Sekitar minggu pertama Januari 2024, di X (Twitter), sebuah akun mengunggah tangkapan layar dari seorang pengguna TikTok. Belakangan, saya tahu pengguna TikTok itu berakun @turmizz.
Pada unggahan itu, terpampang gambar empat laki-laki di ruangan gym, menampilkan tubuh, terutama lengannya, yang kekar, berotot, dan maskulin. Mereka berpose dengan gestur yang terang-terangan dan tampak sengaja menyodorkan pertunjukan tubuhnya. Gambar tersebut dilengkapi dengan kalimat berikut yang saya kutip secara verbatim.
“Ya kali otot kuli di samaiin sama otot anak gym Lawak”
Konstruksi Gender yang Tak Pernah Stabil
Gender: maskulinitas dan femininitas tidak pernah stabil, terus bergerak dinamis sejalan dengan konteks historis (sejarah) tertentu. Ketika budaya gym (gym culture) masuk dalam ruang urban dan bahkan rural di Indonesia, norma dan ekspektasi maskulinitas ideal, tentang bagaimana menjadi laki-laki semestinya, berubah dan bergeser.

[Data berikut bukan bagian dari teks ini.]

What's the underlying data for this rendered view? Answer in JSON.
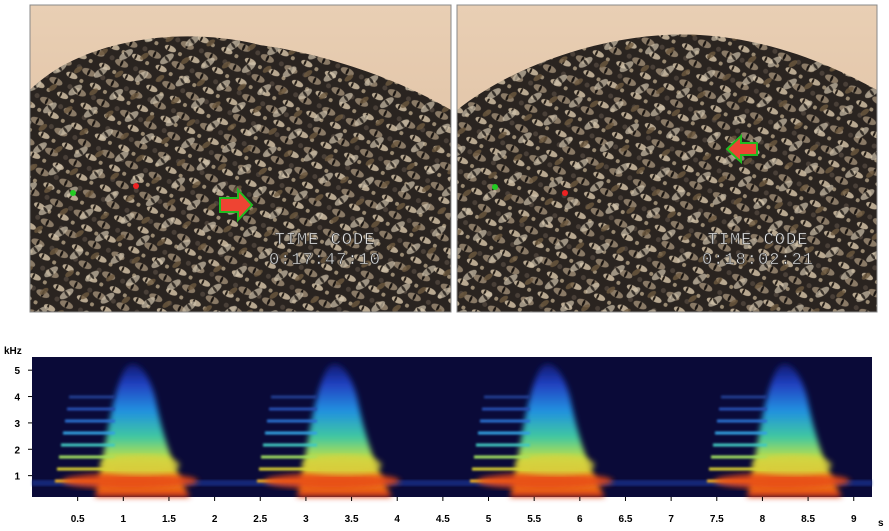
{
  "photos": [
    {
      "label": "TIME CODE",
      "timecode": "0:17:47:10"
    },
    {
      "label": "TIME CODE",
      "timecode": "0:18:02:21"
    }
  ],
  "spectrogram": {
    "y_label": "kHz",
    "x_unit": "s",
    "xlim": [
      0,
      9.2
    ],
    "ylim": [
      0,
      5.5
    ],
    "xticks": [
      0.5,
      1,
      1.5,
      2,
      2.5,
      3,
      3.5,
      4,
      4.5,
      5,
      5.5,
      6,
      6.5,
      7,
      7.5,
      8,
      8.5,
      9
    ],
    "yticks": [
      1,
      2,
      3,
      4,
      5
    ]
  }
}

Tubuh menjadi penanda dari perubahan dan pergeseran tersebut. Melalui gym, tubuh diolah, dibentuk, dan didisiplinkan agar sejalan dengan tatanan yang dikonstruksikan, yakni laki-laki yang memiliki tubuh jantan dan kuat dengan berbagai atribut yang mengiringinya.
Tindakan empat laki-laki di atas, sebagaimana banyak dilakukan oleh laki-laki lain, merupakan contoh konkret dari spornoseksual, yaitu pria atau sekelompok pria yang menganggap tubuhnya utuh dan bagus dengan mengorbankan banyak hal. Mereka menginvestasikan (baca: mengorbankan) sejumlah modal kapital dan waktu untuk mengakses fasilitas gym dan membeli berbagai kebutuhan yang sifatnya komplementer dan sesuai preferensi—biasanya produk pendukung yang mempercepat pembentukan massa otot, seperti susu dan suplemen.

Tidak ada pengorbanan yang ingin berakhir sia-sia. Maka, dapat kita pahami mengapa empat laki-laki di atas menampilkan tubuhnya yang maskulin di media sosial. Sebab, mereka ingin mempertontonkan hasil dari pengorbanan modal dan waktu serta kerja keras yang dilakukan di ruang dan waktu tertentu. Mereka adalah subjek yang sadar bahwa maskulinitas laki-laki sering diinterpretasikan dari tampilan visual atau bentuk tubuh.
Namun, pertontonan ini sangat mungkin berpotensi membedakan siapa yang termasuk dan tidak, atau yang sesuai dan tidak dengan mereka. Kalimat yang diujarkan di atas secara eksplisit mengimplikasikan perbedaan mereka dengan kuli dan ketidakpantasan untuk menyamakan keduanya.
Berbahasa yang Melampaui Batas Etik
Persoalannya, mengapa kuli? Paling tidak, dalam KBBI, kuli berarti ‘orang yang bekerja dengan mengandalkan kekuatan fisiknya’. Ada kuli bangunan, kuli gendong, kuli panggul, kuli perkebunan, dan lain seterusnya, yang bergantung pada konteks pekerjaan masing-masing. Ada kuli laki-laki dan kuli perempuan.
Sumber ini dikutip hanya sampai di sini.